佐伯葉月は九条家の大旦那様が単刀直入に切り出してくるとは思っていなかった。さっきまでどう切り出そうか考えていたのに。

こうなった以上、もう迷う必要はない。

少し考えてから、佐伯葉月は率直に言った。「九条家の大旦那様、実は…」

「九条蓮はメゾン・ヴェルヌという九条インターナショナルの新ブランドの責任者に高橋美咲を任命しようとしています。私のことをよく知らないからこそ、私に対してあんなに消極的なんです。だったら、いっそ私と高橋美咲を直接競わせてみてはいかがでしょうか。その方が、九条蓮も本当に選ぶべき相手が誰なのか分かるはずです。」

九条家の大旦那様はゆっくりと目を細めた。

九条蓮が自分の言葉を無視するだけでなく、高橋美咲にあんな有利な立場を与えようとしているとは思ってもみなかった。

佐伯葉月が言う「高橋美咲との競争」には、実は大いに賛成だった。

九条家の大旦那様は「どうやってやるつもりなんだい?」と尋ねた。

佐伯葉月は口元に微笑みを浮かべ、「ちょうど佐伯家も最近ジュエリー業界に参入して新規事業を展開しようとしています。今が絶好の機会ですし、父も九条家の大旦那様から色々学んでこいと言っています」と答えた。

「九条蓮が高橋美咲をメゾン・ヴェルヌの責任者にするなら、私にも九条インターナショナルで同じようなジュエリーブランドを立ち上げさせてください。そうすれば一石二鳥ですし、高橋美咲と私の競争で勝者を決められますし、私の実力も証明できます。」

佐伯葉月は話し終えると、さらに自信たっぷりに「その時には、きっとすぐに結果をお見せできると思います、九条家の大旦那様」と微笑んだ。

彼女は高橋美咲など眼中にないというように、満ち溢れる自信を見せていた。

実際、佐伯葉月がこれほど自信を持つのも当然だった。国際的なビジネススクールの経済学部を首席で卒業したエリートであり、自分の能力には絶対の自信がある。ビジネスの駆け引きや経営手腕においては、高橋美咲など到底敵わない。

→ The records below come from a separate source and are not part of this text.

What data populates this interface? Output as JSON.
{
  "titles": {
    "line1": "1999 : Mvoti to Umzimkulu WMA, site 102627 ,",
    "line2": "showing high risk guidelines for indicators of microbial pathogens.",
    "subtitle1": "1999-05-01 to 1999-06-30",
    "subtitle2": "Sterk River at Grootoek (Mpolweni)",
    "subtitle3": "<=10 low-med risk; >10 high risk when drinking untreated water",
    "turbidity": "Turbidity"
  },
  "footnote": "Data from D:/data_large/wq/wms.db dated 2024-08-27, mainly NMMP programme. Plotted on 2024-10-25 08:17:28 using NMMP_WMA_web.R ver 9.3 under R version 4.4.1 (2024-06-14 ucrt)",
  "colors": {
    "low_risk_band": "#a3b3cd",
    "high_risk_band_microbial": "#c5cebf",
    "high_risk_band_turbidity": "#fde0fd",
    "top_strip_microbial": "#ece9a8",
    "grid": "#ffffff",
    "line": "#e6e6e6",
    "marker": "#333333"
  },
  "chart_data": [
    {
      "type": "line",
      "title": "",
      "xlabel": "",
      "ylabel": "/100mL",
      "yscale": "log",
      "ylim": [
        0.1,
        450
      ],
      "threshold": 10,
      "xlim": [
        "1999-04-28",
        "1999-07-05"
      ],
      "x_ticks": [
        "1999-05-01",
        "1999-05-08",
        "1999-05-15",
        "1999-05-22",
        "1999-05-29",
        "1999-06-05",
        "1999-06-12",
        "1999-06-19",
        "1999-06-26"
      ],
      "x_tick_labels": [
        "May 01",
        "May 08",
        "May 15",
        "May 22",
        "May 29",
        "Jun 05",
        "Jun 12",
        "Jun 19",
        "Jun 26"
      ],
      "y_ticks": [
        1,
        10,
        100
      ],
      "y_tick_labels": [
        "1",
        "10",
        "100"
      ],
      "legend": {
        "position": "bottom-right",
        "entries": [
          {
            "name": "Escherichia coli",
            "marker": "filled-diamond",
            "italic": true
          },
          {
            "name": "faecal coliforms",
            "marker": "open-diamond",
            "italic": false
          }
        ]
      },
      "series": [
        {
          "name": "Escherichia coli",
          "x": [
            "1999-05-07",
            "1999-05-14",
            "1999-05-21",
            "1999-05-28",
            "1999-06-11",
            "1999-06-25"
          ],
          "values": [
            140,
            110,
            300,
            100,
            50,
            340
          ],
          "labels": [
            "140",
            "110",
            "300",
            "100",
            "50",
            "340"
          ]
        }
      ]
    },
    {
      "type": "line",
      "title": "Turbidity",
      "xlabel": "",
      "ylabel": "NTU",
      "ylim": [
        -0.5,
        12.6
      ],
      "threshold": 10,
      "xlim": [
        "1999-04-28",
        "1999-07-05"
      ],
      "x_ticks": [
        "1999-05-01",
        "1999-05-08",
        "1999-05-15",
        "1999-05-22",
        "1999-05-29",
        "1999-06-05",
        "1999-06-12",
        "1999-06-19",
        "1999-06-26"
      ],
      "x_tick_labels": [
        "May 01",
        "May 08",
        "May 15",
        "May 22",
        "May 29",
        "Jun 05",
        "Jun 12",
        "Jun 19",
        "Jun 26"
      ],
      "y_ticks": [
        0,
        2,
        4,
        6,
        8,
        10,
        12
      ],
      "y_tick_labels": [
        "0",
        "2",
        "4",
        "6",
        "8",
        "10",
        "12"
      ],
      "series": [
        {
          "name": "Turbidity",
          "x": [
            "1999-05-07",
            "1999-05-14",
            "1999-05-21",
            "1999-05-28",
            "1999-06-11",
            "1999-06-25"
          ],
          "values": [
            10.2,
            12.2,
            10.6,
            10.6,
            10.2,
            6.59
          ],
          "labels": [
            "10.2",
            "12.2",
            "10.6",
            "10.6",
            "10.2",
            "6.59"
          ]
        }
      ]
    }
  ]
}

高橋美咲は自分に比べれば、まるで足元にも及ばない存在だと言える。

九条家の大旦那様はしばらく考え、佐伯葉月の言葉は非常に理にかなっていると感じた。

九条家の女主人には、それにふさわしい実力が必要だ。いずれ佐伯葉月が高橋美咲を圧倒すれば、九条蓮も自分にとって何が一番得か分かるはずだ。

ビジネスマンが最も重視するのは利益優先であり、結婚ですら例外ではない。

九条会長は、今この場で愛だの恋だのといった馬鹿げた話を持ち出すのは本当に滑稽だと感じていた。富豪の家同士に愛情なんて存在しないのだ。